We've had the dotcom bubble burst and the sub-prime loan bubble burst. The rumpus around the government's refusal of a visa to the Dalai Lama should serve to burst another bubble.
I'm not particularly referring to a prevailing view that the visa refusal has punctured South Africa's international reputation, which might well be the case in certain quarters. I'm referring to something more general, more insidious: the grand illusion of the 1990s of an ideologically free, transcendent set of universal values laid down by the International Monetary Fund, Amnesty International and the Nobel Prize committee.
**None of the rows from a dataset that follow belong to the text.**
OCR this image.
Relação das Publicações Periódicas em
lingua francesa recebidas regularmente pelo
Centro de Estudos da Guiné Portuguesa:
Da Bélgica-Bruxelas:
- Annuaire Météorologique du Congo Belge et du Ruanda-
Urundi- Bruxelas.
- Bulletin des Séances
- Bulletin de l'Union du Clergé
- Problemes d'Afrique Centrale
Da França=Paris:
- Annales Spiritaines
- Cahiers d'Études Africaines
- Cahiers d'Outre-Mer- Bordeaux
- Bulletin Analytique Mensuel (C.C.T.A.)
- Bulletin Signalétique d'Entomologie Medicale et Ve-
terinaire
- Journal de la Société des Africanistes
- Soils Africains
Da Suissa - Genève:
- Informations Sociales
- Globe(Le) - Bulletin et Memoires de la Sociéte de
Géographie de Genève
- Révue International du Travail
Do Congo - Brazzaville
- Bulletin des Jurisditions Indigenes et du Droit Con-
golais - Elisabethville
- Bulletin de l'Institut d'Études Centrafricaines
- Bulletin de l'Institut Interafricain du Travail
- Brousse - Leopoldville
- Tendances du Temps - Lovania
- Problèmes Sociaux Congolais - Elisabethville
Let me first concede that the government's handling of the Dalai Lama invitation has been clumsy. We were told the visa was declined because we didn't want the Dalai Lama's presence in South Africa to distract world attention from 2010 soccer World Cup preparations. The refusal has achieved exactly the opposite.
We were told that refusing the visa was our own decision. The next day, the Chinese ambassador said his country had raised the matter with our government. The two statements are not necessarily in contradiction, but where's the harm in saying our sovereign decision was informed by, among other things, China's concerns?
I can hear many readers saying: Outrageous! I might be inclined to agree. But how many of these scandalised voices are the same voices that spent the last decade telling us we couldn't do this or that because we'd scare off foreign investors (presumably those in New York and London and not those, who now have the serious money, in Shanghai)?
South Africa has been fortunate to have four Nobel peace laureates and we have felt a legitimate sense of collective pride in our winners. But let's not delude ourselves that these awards have somehow been free of ideological framing.